The very first things IIS (HTTP.SYS to be more precise) does when a request comes in is to read the site's configuration. Connection limits and timeouts are examples of site configuration. The site binding is used to find the right site configuration. The SSL certificate seems to be another great example of site configuration - the SSL certificate is needed to decrypt the encrypted SSL data coming from the client.

And the IIS User Interface certainly makes it appear as if the SSL certificate would be site configuration, too - doesn't it? In reality however you can't bind a SSL certificate to a site. The IIS UI is fooling you. But why?

It's a chicken and egg problem: The host name is encrypted in the SSL blob that the client sends. Because the host name is part of the binding IIS needs the host name to lookup the right certificate. Without the host name IIS can't lookup the right site because the binding is incomplete. Without the certificate IIS can't decrypt the SSL blob that contains the host name. Game over - we are turning in circles.

What IIS does under the covers is to ignore the host name. IIS binds the certificate to IP:Port and warns you when you try to bind a certificate to the same IP:Port combo with different host names.

But there is a way if you need two different sites on the same IP:Port. You can accomplish this by getting a certificate that contains both common names, i.e. sitev1.mysite.com and sitev2.mysitem.com. Cert Authorities usually allow more than one so called "common names" in a certificate. By binding the certificate to one of the two sites you won't not get certificate errors anymore. The client is happy if one of the names in the certificate matches.

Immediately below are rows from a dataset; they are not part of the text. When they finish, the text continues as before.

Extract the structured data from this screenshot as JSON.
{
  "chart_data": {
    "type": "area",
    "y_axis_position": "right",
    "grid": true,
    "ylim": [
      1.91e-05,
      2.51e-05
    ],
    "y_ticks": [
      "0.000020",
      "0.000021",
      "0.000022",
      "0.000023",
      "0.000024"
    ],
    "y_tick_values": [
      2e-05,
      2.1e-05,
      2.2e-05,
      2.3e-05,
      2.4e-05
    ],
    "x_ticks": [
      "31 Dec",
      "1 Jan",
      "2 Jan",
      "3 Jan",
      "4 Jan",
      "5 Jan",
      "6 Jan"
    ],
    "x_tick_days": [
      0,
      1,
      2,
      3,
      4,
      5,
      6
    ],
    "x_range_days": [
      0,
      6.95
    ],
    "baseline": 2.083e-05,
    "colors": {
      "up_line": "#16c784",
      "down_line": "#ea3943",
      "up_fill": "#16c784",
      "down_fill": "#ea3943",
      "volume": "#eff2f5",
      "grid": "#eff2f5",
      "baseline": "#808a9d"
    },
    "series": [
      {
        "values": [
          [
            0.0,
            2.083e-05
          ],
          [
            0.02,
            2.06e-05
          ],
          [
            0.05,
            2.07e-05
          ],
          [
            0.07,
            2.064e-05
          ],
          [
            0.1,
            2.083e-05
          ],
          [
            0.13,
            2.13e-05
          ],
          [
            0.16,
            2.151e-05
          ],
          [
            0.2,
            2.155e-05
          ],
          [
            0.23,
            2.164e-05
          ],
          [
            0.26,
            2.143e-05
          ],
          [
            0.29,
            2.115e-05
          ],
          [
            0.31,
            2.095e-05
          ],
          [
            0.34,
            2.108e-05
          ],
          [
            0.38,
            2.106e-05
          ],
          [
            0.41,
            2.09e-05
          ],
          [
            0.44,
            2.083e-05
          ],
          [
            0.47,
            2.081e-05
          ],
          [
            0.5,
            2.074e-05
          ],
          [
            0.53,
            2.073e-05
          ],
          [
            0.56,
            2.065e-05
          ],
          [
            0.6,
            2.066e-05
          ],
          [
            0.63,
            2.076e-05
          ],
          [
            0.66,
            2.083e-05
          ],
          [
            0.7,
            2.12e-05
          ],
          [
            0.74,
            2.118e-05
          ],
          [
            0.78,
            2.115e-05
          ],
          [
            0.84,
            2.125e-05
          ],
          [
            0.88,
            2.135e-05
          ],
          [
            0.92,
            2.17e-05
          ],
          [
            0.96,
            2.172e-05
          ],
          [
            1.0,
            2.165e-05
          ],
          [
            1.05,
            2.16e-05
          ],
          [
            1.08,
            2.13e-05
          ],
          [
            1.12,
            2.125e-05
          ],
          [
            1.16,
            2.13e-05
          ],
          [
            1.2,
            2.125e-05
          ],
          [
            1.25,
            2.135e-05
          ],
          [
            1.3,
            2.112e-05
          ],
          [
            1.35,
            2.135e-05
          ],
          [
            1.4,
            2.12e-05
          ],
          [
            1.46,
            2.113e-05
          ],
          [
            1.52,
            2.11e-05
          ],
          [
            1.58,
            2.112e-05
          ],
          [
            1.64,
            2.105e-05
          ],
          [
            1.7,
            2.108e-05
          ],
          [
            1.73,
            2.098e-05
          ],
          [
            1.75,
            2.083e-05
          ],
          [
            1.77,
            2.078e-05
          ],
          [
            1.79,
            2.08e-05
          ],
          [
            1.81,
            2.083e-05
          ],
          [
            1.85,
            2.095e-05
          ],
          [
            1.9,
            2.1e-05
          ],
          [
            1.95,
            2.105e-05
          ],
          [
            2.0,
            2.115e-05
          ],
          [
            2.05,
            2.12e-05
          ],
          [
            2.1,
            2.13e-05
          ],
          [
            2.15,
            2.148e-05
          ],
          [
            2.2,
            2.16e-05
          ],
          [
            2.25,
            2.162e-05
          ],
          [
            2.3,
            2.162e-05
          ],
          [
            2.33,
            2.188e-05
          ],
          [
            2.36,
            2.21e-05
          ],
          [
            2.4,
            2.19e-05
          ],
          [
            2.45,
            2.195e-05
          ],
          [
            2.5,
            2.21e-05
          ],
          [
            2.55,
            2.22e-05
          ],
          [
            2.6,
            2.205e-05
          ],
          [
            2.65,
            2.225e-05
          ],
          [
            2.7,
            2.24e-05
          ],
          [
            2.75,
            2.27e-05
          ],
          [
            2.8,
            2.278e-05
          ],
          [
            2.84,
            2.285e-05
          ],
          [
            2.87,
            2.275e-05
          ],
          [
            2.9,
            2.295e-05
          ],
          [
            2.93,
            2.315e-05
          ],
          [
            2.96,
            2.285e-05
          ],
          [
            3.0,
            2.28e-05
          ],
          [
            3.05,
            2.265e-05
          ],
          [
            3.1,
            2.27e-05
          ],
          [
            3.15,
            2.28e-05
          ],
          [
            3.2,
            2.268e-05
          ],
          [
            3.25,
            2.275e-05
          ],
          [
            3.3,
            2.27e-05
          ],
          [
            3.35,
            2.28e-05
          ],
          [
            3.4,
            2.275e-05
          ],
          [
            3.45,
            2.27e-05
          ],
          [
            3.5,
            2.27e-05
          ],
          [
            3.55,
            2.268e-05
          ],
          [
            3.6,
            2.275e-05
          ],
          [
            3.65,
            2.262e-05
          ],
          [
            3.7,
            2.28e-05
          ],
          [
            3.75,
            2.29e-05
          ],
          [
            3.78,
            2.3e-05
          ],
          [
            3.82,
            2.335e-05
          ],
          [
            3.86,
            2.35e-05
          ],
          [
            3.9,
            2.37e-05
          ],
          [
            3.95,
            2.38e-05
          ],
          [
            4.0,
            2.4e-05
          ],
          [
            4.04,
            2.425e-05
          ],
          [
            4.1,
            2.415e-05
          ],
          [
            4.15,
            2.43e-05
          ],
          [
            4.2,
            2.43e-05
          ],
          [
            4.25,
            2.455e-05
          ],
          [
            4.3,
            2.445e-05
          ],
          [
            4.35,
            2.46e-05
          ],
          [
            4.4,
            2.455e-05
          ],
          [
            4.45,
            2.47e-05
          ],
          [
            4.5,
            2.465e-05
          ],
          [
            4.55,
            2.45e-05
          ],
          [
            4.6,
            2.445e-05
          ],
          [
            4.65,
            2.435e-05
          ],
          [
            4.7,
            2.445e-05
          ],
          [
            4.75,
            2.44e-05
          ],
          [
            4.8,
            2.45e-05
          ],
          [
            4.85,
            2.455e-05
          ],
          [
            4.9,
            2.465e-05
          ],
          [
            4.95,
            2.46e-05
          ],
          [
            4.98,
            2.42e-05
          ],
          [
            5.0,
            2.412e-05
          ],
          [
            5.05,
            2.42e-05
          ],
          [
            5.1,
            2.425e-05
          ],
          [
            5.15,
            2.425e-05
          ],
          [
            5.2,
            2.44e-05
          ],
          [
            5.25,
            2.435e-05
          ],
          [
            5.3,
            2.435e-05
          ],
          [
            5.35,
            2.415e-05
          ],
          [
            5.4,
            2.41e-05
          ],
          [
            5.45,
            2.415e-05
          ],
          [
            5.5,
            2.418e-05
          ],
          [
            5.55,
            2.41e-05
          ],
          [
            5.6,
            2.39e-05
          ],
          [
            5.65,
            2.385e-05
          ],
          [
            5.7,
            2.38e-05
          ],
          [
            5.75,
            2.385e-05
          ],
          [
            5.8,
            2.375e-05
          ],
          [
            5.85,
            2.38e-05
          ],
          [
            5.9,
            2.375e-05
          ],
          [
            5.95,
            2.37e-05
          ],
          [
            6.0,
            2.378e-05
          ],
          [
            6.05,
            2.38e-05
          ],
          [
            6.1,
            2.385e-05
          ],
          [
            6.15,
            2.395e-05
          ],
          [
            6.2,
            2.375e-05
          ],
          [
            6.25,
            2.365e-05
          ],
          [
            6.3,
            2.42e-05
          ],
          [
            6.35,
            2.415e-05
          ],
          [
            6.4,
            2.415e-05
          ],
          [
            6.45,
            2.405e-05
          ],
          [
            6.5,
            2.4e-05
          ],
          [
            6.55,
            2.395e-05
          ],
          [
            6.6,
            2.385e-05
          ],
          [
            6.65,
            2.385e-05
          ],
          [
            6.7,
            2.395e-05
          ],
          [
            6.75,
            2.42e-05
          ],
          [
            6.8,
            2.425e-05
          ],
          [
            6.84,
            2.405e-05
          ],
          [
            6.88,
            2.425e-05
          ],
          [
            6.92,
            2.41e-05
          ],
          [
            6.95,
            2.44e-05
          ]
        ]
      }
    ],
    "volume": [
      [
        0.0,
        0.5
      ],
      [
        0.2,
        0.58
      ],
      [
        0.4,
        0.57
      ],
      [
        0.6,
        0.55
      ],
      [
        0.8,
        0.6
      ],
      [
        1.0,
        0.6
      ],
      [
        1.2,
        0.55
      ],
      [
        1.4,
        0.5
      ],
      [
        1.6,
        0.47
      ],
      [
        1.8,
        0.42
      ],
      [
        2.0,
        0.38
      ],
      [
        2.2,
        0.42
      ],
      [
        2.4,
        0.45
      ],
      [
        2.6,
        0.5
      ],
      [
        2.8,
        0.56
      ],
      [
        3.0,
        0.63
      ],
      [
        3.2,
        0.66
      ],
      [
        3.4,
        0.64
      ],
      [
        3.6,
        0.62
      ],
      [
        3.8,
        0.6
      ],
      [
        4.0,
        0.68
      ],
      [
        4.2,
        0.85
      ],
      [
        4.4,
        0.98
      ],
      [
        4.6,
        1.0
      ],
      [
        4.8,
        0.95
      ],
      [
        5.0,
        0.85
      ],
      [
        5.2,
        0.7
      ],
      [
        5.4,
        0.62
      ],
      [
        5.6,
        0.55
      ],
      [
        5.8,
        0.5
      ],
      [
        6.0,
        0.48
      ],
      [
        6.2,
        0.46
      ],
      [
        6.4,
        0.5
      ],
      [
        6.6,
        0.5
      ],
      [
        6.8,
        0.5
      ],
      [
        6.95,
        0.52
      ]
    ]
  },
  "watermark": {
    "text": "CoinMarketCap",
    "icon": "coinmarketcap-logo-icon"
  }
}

But there is another caveat: you can't use the IIS7 User Interface to add a host header to an SSL site binding. You have to use command-line tools, do it programmatically or edit applicationhost.config directly. Here is an example and a link how you can it via command-line:

appcmd set site /site.name:"MySite V2" /+bindings.[protocol='https',bindingInformation='*:443:sitev2.mysite.com']

And last but not least: with IIS7 you can use the following command to figure out what certificate is bound to a particular IP:Port combination:
netsh http show sslcert

This command will show the IP:Port binding but also some other SSL settings.